Wednesday, October 5, 2016

Why Ideas and Values are important now

“The adaptations needed for living in a pluralistic global community without coercion or alienation or self-destruction will have to be cultural.”

We now live in a pluralistic global community that has access to or potential access to weapons of mass destruction. Ever since WW II there has been a concern that our technological advances may exceed the ability of our adaptive biological and cultural moral capacities to control that technology. In evolutionary theory, this possibility of humanity’s self destruction is called the “nuclear trap.” For more than 30 years the United States and the Soviet Union had military defense policies based on the threat of mutual assured destruction. Response times to a nuclear threat are measured in minutes. Coercive power thus reaches a level of absurdity in which it cannot be used without not only self-destruction, but the destruction of most of the foundations of life on earth. Today we are faced with more than the traditional conflicting super powers and ideologies. We also have a megalomaniac tyrant in North Korea who threatens the use of nuclear weapons, a sectarian Iranian government with an apocalyptic eschatology that both supports terrorism and is trying to develop nuclear weapons, and cults of radical Islamic terrorists who have the objective of destroying Western civilization. Probably the greatest issue of our times is the need to create a more stable world order. It is harder for the United States to be a leader in creating a more stable and less violent world order when there is a viable option of a life sentence without parole and we still choose to continue capital punishment executions.

Abolishing the death penalty would be a step forward in helping us to both understand and to convey that equality, understood as a respect for personal dignity and our common humanity, is the primary moral concept of United States constitutional democracy.

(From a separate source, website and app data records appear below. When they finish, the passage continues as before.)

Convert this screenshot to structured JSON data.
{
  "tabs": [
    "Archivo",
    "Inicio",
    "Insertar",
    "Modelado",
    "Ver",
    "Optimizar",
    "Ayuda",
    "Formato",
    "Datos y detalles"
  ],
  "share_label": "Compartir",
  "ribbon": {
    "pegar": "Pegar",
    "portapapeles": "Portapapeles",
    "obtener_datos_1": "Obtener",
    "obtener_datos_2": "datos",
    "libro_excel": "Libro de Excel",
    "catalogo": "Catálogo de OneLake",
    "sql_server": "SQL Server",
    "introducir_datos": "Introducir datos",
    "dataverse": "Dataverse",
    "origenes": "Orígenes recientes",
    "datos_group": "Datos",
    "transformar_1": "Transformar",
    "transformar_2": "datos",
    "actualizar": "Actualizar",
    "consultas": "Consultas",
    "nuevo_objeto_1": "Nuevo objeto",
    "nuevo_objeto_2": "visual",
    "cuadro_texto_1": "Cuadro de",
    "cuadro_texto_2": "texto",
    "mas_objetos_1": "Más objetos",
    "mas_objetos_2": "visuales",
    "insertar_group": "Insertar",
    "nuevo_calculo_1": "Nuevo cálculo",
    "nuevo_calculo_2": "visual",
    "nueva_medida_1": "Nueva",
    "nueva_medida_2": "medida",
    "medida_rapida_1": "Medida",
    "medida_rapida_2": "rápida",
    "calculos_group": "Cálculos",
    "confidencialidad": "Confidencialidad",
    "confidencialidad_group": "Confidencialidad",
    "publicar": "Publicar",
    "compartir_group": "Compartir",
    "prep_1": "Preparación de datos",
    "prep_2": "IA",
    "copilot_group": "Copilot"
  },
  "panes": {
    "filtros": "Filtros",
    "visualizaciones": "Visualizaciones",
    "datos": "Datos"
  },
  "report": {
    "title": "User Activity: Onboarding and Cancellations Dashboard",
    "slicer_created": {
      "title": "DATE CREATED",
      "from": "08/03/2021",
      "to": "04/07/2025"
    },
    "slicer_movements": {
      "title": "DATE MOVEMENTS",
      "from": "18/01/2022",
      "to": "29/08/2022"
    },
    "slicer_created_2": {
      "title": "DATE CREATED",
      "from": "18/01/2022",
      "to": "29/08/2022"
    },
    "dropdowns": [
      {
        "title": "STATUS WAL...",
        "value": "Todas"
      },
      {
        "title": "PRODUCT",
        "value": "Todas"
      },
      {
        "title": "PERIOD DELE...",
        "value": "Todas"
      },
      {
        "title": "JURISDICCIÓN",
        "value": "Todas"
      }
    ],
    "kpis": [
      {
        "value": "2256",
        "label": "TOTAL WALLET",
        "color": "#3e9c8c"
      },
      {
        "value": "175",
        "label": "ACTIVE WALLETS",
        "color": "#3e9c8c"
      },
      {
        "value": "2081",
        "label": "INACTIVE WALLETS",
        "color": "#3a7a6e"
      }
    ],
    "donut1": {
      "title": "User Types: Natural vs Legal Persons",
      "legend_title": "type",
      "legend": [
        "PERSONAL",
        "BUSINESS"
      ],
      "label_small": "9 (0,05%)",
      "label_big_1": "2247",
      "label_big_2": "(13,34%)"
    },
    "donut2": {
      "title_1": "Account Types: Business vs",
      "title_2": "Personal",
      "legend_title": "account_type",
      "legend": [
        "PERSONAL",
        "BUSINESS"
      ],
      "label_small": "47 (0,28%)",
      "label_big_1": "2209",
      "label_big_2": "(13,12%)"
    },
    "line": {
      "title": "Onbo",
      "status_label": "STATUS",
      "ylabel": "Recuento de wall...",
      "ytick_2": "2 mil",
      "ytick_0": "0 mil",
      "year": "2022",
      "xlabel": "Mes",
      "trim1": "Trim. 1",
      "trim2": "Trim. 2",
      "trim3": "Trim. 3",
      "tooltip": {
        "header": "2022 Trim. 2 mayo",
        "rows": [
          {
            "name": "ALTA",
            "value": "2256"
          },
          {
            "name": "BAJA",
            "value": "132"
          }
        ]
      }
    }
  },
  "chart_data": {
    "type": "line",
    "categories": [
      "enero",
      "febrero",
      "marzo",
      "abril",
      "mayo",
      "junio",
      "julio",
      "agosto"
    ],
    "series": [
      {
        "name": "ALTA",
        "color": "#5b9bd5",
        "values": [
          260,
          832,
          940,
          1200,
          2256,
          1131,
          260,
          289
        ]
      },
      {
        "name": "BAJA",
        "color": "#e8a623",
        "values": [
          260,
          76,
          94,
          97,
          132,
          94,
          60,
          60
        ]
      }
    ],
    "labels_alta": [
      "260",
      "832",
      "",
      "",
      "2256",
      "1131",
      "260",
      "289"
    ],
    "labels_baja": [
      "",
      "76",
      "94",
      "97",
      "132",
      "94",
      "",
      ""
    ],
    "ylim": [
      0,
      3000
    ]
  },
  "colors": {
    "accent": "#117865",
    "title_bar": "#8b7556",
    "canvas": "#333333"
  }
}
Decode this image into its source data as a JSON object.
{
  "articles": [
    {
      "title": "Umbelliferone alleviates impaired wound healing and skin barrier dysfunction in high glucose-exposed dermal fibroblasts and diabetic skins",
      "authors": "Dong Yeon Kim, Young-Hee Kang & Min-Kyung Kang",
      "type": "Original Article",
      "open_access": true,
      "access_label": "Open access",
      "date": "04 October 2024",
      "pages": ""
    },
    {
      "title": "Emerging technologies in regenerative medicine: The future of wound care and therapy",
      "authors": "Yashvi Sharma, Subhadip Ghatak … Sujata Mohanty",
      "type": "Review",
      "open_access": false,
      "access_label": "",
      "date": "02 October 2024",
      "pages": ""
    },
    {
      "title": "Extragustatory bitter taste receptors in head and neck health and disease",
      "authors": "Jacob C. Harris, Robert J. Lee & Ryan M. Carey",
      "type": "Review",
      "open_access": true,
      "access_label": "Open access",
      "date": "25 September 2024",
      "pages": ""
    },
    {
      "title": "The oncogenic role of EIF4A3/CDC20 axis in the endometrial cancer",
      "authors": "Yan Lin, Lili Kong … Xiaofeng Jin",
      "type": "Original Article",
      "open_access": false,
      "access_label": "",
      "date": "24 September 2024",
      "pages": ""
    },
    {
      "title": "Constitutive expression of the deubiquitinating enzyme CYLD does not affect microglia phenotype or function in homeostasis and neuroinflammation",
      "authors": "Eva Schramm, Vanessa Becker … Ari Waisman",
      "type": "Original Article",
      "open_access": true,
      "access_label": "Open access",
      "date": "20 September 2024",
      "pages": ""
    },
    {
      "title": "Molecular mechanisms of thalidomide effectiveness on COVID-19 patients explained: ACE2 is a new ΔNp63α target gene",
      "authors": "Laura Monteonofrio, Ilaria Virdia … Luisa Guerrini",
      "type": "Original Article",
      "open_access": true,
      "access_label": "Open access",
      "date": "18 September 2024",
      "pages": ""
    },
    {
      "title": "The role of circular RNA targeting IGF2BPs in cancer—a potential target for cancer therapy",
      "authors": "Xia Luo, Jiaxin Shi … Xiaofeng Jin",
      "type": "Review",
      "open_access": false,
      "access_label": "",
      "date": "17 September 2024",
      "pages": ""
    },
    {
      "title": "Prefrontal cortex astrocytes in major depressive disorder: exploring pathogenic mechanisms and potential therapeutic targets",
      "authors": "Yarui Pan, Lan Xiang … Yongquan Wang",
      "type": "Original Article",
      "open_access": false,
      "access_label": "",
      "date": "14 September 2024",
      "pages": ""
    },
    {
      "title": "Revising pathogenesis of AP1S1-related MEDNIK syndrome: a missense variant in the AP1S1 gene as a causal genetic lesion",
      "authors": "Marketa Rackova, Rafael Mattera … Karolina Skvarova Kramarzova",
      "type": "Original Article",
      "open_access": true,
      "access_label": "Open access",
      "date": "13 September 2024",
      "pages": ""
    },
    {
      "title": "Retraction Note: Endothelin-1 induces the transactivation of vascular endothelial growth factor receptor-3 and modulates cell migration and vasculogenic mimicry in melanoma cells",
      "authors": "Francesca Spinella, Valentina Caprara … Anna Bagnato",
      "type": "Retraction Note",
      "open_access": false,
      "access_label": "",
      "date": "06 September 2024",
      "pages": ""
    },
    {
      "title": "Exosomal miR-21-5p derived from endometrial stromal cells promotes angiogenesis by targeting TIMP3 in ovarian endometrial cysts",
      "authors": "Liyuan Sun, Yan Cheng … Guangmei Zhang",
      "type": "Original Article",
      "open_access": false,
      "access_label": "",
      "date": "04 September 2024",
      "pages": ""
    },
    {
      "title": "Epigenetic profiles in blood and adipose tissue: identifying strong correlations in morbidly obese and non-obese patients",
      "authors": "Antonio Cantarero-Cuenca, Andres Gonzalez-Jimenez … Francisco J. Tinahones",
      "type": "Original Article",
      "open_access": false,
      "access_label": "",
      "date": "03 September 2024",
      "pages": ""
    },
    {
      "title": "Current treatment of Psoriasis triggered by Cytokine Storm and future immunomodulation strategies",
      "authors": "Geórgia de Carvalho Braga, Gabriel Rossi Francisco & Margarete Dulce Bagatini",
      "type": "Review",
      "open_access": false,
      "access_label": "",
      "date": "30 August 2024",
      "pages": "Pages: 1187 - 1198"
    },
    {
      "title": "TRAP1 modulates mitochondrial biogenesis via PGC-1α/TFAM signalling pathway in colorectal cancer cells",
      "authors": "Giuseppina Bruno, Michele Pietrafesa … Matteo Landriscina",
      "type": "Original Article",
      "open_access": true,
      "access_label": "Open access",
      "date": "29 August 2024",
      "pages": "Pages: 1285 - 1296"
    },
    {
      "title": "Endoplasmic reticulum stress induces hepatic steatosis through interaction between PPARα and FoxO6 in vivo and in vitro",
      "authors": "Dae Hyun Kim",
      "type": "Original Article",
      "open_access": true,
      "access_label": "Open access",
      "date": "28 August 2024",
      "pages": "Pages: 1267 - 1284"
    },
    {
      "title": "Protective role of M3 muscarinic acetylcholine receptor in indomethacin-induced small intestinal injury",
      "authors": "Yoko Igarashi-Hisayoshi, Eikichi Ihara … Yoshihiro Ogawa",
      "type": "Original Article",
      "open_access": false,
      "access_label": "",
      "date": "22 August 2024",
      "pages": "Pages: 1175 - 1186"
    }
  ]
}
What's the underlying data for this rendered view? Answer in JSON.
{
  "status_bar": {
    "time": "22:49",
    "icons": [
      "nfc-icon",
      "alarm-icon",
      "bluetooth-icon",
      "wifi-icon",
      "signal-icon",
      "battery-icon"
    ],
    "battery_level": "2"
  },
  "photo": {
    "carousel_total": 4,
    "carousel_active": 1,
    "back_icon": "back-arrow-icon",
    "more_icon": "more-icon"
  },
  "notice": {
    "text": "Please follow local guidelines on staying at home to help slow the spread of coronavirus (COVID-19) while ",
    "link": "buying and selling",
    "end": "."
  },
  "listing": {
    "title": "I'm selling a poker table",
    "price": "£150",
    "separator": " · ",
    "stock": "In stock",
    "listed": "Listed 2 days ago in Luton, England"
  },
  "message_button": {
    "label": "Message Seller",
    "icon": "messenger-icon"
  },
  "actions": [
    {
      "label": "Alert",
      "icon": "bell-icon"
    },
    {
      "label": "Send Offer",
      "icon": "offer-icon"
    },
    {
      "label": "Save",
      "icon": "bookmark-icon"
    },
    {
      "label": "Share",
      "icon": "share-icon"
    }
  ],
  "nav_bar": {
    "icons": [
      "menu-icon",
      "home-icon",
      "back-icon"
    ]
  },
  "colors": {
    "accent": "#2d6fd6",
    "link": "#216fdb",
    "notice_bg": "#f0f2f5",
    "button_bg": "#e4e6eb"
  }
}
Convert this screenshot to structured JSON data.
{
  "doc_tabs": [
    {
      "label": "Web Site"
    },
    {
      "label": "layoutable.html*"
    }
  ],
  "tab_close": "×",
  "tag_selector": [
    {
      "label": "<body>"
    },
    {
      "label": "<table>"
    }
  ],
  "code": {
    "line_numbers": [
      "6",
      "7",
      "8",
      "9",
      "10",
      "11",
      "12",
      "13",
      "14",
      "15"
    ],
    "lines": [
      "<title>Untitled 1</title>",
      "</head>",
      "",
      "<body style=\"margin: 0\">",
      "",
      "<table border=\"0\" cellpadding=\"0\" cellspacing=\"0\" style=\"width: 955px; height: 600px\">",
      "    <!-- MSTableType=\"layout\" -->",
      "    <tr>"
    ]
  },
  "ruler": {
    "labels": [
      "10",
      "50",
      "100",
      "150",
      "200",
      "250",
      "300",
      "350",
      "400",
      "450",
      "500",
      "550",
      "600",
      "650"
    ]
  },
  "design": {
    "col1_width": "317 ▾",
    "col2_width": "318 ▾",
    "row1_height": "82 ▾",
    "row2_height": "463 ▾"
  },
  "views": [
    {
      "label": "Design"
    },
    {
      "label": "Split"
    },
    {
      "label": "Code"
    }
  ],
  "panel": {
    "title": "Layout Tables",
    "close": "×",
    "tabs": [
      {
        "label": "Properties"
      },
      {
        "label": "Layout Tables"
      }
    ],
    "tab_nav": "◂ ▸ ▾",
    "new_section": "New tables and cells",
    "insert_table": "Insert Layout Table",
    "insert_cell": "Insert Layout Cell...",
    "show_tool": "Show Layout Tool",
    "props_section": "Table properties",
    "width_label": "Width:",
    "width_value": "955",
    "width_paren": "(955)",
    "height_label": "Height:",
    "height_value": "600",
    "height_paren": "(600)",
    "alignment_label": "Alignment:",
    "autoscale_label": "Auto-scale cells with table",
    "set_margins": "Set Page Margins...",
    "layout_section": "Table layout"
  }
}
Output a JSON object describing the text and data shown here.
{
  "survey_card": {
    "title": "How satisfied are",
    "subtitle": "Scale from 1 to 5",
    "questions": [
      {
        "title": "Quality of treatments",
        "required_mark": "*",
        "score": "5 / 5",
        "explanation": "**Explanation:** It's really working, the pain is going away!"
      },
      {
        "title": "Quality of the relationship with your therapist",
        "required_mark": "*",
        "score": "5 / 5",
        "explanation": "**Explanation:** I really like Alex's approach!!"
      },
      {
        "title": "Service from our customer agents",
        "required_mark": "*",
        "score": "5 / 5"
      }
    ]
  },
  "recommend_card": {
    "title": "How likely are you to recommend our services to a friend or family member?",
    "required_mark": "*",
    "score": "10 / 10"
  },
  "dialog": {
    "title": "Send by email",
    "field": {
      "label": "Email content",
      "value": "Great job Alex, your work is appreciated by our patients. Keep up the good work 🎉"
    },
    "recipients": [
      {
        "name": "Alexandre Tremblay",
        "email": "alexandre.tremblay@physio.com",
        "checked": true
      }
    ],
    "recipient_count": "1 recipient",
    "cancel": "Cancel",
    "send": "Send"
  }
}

The adaptations needed for living in a pluralistic global community without coercion or alienation or self-destruction will have to be cultural. We have the historical cultural resources which transcend a narrow tribalism to include also universal values and affirm a respect for personal dignity and our common humanity. Yet in the current context of such atrocities as beheadings, burning or drowning of men in cages, the abduction of young girls into sexual slavery, ethnic cleansing, and the genocide of minority groups in the Middle East, we are failing to adequately defend and promote those values in what is very much a battle of ideas. There are several cultural trends which have contributed to this failure:

  1. Legal positivism, for example, has been the prevailing legal philosophy in our law schools for several decades. It is the position of legal positivism that there are no universal laws or for that matter any universal morality. Legal positivism contends that from a historical and global perspective, laws and morality are only relative. There are no universal values such as human rights. Legal positivism is thus disarmed in the current battle of ideas. If everything is relative, then there is no foundation for criticizing or opposing the atrocities of the 20th Century or today. Most of our leaders have been trained in law school. Legal positivism, however, is only descriptive and not prescriptive. I am a physician and from a physician’s perspective, medical ethics are based on a respect for personal dignity and our common humanity. If there is to be generational survival and well-being, then there is the need for moral constraint. In this context the natural law perspectives in political philosophy and jurisprudence, whether they be secular as in Roman Law which was based on reason, or religious as in Judeo-Christian history, can be seen as an adaptation to reality. There is huge advantage to cooperation. It is what has made humanity successful. Cooperation requires community. To live in a community requires some moral constraint.
  2. An academic culture of “blame America first”. This is a residual from the 60’s and the protests against the Vietnam War which has persisted as a matter of affirmation in our universities. As just one example, I have given papers at many international conferences and I am embarrassed to say that the most anti-American presentations are given by American professors.
  3. An emphasis on diversity rather than what we share in common. Our common values have been undermined in part by a postmodern individualism in which, in the words of Woody Allen, “the artist creates his own moral universe.” What we share in common has also, however, been obscured by an emphasis on a politics of group identity and diversity. It also could have been pointed out in the discussions about American exceptionalism that from a historical point of view America was exceptional in that the free and equal individual became the basis of our communal solidarity rather than any particular type of nationalism based on ethnicity, language, or religion.
  4. An Orwellian political parsing and spin on language. As George Orwell observed, totalitarian regimes often distort and invert the truth by corrupting the meaning of words and language. For example, totalitarian communist regimes have, at least in theory, advocated equality as the common ownership of the means of production, but have actually denied political equality as well as the moral agency of other people. In academics there has also been a trend of deconstructing language such that one can say that an explanation depends upon “What the meaning of is, is.” Our current president cannot bring himself to even use the words radical Islamic terrorism even when ISIL describes itself as a fundamentalist Islamic group that uses terror. A major conflict in international affairs, however, has been between moderate Muslims and radical Muslims, with the radical Muslims being defined as those who are willing to commit atrocities based on religion, including the killing of moderate Muslims, as a means to their ends. The American public is capable of making this distinction and not to make this distinction in realistic terms attempts to ignore the problem of a radical Islamic ideology.